Visually, it’s a treat. That’s the one area where Texas Chainsaw 2022 really excels. The cinematography is downright masterful at times, and the action has a slick, satisfying kinetic energy to it. The kills are obscenely graphic, but fun, which is something that I think a lot of horror tends to overlook these days. and Leatherface himself looks great, too, probably the creepiest he’s appeared since the original film. He’s hulking and imposing – and scary as hell once he starts, you know, leathering his face – but there’s an air of sadness and sympathy to him as well, which I think is fairly true to the core of the character. He’s a bit too predatory, as the version that’s present in the original film is more of a lapdog for his family than a killer in his own right, but I’ll chalk that up to the Sawyer family being written out than any real misinterpretation of the character as a whole. The extended Sawyer clan is sorely missed, as they’re the true stars of the original film, but I can somewhat excuse the loss as there’s really no room for them in the story.

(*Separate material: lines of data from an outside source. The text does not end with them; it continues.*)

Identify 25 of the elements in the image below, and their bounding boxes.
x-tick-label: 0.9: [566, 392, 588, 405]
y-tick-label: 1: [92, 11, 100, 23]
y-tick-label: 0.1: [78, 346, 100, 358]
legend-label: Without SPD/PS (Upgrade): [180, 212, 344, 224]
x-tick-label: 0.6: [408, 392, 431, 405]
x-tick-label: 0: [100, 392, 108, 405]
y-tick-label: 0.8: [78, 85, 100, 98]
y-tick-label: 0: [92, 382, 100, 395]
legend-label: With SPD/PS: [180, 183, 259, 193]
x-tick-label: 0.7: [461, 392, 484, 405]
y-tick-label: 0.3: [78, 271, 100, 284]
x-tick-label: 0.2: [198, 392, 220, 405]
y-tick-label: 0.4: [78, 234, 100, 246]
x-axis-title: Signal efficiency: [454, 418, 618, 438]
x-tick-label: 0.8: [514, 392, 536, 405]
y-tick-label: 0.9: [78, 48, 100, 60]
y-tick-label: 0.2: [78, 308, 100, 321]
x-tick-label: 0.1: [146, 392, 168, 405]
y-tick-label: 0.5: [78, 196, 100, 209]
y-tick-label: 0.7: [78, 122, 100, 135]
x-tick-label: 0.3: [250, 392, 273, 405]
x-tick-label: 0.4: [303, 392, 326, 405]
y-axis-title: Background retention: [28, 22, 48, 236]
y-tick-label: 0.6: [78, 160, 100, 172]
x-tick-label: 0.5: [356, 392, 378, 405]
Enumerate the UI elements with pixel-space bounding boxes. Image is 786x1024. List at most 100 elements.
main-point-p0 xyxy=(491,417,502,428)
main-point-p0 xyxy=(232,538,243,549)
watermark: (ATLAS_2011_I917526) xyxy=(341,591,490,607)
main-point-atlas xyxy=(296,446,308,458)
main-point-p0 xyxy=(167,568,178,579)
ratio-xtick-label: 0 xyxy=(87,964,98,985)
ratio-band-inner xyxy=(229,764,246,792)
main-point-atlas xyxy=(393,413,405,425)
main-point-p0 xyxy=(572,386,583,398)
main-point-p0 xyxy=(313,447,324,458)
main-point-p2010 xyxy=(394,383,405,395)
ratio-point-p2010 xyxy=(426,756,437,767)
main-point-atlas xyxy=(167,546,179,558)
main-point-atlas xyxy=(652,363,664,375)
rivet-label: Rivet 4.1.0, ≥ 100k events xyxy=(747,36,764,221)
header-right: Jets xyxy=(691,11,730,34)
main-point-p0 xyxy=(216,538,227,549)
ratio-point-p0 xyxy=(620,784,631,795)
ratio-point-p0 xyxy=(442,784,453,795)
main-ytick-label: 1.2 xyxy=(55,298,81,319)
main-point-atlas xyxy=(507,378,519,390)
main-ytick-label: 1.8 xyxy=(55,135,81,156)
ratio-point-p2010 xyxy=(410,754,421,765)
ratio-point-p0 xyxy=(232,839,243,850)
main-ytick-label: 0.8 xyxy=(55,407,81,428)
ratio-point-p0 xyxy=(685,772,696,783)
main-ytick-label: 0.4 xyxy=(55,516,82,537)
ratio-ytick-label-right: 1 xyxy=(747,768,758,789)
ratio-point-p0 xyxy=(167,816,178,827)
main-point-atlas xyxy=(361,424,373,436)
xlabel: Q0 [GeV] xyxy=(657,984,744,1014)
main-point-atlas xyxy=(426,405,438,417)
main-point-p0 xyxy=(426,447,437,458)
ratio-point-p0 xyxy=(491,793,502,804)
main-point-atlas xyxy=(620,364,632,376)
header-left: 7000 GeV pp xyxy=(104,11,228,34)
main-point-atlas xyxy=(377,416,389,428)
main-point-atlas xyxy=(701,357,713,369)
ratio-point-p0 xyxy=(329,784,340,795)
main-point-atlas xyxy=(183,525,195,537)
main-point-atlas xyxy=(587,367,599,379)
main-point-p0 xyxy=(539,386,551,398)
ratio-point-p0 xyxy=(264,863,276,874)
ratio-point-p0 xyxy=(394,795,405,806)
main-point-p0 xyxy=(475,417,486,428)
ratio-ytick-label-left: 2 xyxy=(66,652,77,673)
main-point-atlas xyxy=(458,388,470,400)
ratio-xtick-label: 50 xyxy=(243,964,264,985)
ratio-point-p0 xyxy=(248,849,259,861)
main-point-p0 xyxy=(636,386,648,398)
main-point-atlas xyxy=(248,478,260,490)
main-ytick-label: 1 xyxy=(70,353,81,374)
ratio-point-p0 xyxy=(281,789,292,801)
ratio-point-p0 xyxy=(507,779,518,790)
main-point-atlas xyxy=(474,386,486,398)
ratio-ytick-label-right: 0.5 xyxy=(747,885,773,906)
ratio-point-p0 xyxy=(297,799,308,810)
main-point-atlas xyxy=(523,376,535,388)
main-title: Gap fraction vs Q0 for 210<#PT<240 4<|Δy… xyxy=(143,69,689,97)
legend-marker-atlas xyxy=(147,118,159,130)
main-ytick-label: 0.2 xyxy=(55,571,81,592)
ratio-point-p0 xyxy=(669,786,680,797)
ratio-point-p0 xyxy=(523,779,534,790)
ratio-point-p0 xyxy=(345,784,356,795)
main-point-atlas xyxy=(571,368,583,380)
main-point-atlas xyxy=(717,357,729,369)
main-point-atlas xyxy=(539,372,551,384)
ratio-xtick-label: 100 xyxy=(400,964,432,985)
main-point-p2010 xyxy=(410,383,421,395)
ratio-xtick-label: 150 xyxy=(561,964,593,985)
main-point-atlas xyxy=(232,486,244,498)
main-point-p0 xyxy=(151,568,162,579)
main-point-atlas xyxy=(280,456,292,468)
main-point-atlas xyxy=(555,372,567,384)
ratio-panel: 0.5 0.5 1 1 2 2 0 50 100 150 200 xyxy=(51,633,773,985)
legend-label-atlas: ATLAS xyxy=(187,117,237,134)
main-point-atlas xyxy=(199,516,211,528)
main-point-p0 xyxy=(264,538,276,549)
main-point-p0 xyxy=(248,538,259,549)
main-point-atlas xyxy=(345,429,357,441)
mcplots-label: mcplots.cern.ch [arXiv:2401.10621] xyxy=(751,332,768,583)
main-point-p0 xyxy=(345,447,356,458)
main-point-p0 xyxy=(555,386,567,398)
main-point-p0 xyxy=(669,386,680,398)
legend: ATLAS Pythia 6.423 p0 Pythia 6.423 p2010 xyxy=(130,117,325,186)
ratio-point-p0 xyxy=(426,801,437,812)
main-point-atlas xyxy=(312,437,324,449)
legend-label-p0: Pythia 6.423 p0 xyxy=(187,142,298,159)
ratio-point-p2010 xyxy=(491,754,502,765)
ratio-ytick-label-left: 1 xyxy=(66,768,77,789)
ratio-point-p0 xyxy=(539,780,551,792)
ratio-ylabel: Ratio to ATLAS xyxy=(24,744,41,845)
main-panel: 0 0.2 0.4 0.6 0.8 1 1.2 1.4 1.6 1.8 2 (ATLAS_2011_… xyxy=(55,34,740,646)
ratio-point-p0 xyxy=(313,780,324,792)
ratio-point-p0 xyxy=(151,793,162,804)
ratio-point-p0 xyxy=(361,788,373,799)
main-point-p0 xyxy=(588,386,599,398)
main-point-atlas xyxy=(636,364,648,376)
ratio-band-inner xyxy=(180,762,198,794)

Speaking of unnecessary plot inclusions, the final thing I’ll nitpick here is the choice to bring back Sally Hardesty. For those of you who haven’t seen the original film, Sally is the only survivor of the Sawyer family’s butchering, driving off in hysterics as Leatherface swings his chainsaw in frustration. Here, she returns with a grudge to settle a nearly 50-year-old score with the big guy, having trained as a Texas Ranger in the decades since they last squared off. It’s pretty obvious that the film is deliberately trying to mimic what David Gordan Green did with Jamie Lee Curtis’s Laurie Strode in 2018’s Halloween reboot/sequel, yet doesn’t understand that Sally and Leatherface don’t have nearly the same resonance as an antagonistic duo. For one thing, they’ve only been in one movie together, so it’s not like she’s a reoccurring protagonist like Laurie was. And for another, the original actress for Sally, Marilyn Burns, sadly passed away in 2014, you fans of the ’74 don’t get the same sense of catharsis as they would from Laurie and Michael Myers. There’s no real legacy aspect here, and Sally’s storyline goes nowhere as a result. You could remove her from the film altogether and it would have no actual bearing on the plot as a whole.

I don’t outright hate this movie like I have the past few attempts at reviving the franchise, despite its many, many faults. For all its failures in terms of character and story, it still manages to showcase a stylish, quick-paced cavalcade of slasher action, and for that alone I’ll give it some due credit. But there’s nothing here that really justifies this being a Texas Chainsaw installment. It could have been its own thing entirely, without the baggage that the franchise brings with it, and probably done a lot better. But I’ve certainly seen worse.
If you want a fun, bloody little 90-minute romp to munch along with some popcorn, Texas Chainsaw Massacre isn’t a bad choice. But I think it’s about time we seriously consider leaving Texas altogether, at least for a while.
Nice write-up. I had similar thoughts but was far less forgiving. These requels are out of control. I didn’t appreciate how different and young Leatherface was. The first three sequels are guilty pleasures of mine. I consider 1-4 a single continuity because Leatherface is “The Texas Chainsaw Massacre III” and Next Generation’s title card acknowledges (this might not be exact) “two minor yet apparently related incidents”. Plus NG introduces the “W.E.” mentioned in Leatherface’s title crawl. But I get where you’re coming from, especially with Leatherface. That script was a total mess. Anyway, I’ll poke around a bit more. Cool site. Love the name!
LikeLike
Thanks! Yeah, honestly, I’d rather most of these franchises just take a rest rather than trying to crank out half-baked semi-reboots every couple of years. It’s frankly just getting sad at this point. Love your site name too, by the way!